The UK economy has received a boost with confirmation of a £125m investment in a Vauxhall car plant, creating thousands of jobs.
The car giant announced that the next generation of its Astra model will be built at the firm’s factory in Ellesmere Port on Merseyside, guaranteeing the future of the plant into the next decade.
About 700 jobs will be created at the site, with another 3,000 expected in firms supplying parts and services.
Vauxhall chairman Duncan Aldred, who first worked at the Ellesmere Port factory 20 years ago as a graduate, said it was a “historic day” for Vauxhall.
The factory will move from two to three-shift working to build the Astra, while “unprecedented” levels of flexibility will be introduced.
The announcement followed a 94 per cent vote in favour of a pay and conditions package by the 2,100 workers at the site.
Mr Aldred said: “We have been able to develop a responsible labour agreement that secures the plant’s future.

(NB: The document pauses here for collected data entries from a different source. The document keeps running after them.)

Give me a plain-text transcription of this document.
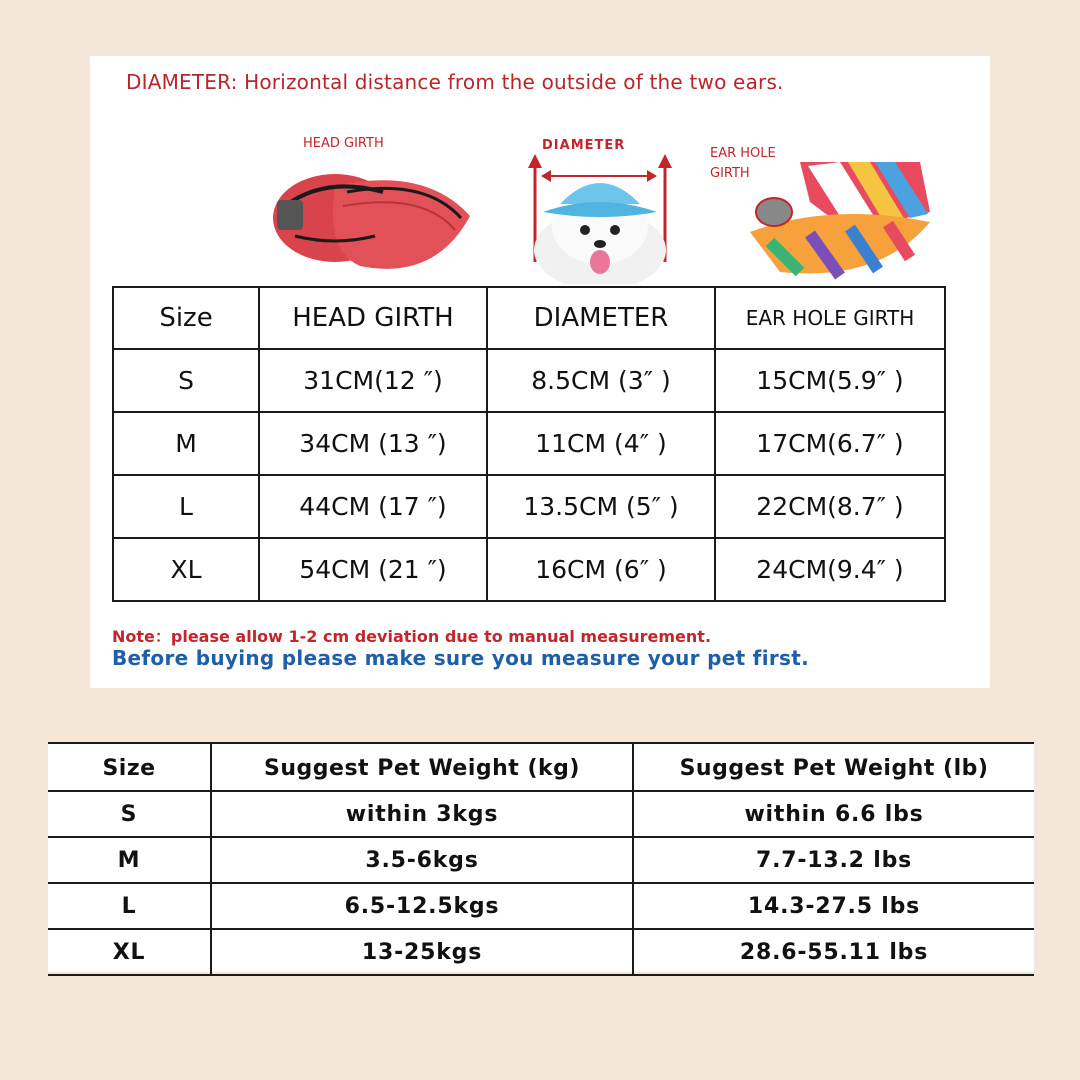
DIAMETER: Horizontal distance from the outside of the two ears.
HEAD GIRTH	DIAMETER
EAR HOLE
GIRTH
Size	HEAD GIRTH	DIAMETER	EAR HOLE GIRTH
S	31CM(12 ″)	8.5CM (3″ )	15CM(5.9″ )
M	34CM (13 ″)	11CM (4″ )	17CM(6.7″ )
L	44CM (17 ″)	13.5CM (5″ )	22CM(8.7″ )
XL	54CM (21 ″)	16CM (6″ )	24CM(9.4″ )
Note：please allow 1-2 cm deviation due to manual measurement.
Before buying please make sure you measure your pet first.
Size	Suggest Pet Weight (kg)	Suggest Pet Weight (lb)
S	within 3kgs	within 6.6 lbs
M	3.5-6kgs	7.7-13.2 lbs
L	6.5-12.5kgs	14.3-27.5 lbs
XL	13-25kgs	28.6-55.11 lbs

This is assisted by the Government’s industrial strategy, increasing its focus on the manufacturing sector and creating ideal ground for companies to build up long-term investments.”
The workforce agreement comes into force in 2013 and runs into the early 2020s. It includes a four-year pay agreement, production during 51 weeks each year and scrapping traditional summer and other closures.
Astra assembly should start in 2015, with at least 160,000 vehicles produced each year. Vauxhall intend to find suppliers for 25 per cent of what goes into the cars locally – further boosting employment prospects.
Business Secretary Vince Cable travelled to the US to lobby owners General Motors, saying that the Ellesmere Port case “made itself”.
Unite general secretary Len McCluskey said: “Importantly, this move will also bring component supplier plants back into the UK, a development that strengthens our manufacturing base generally.”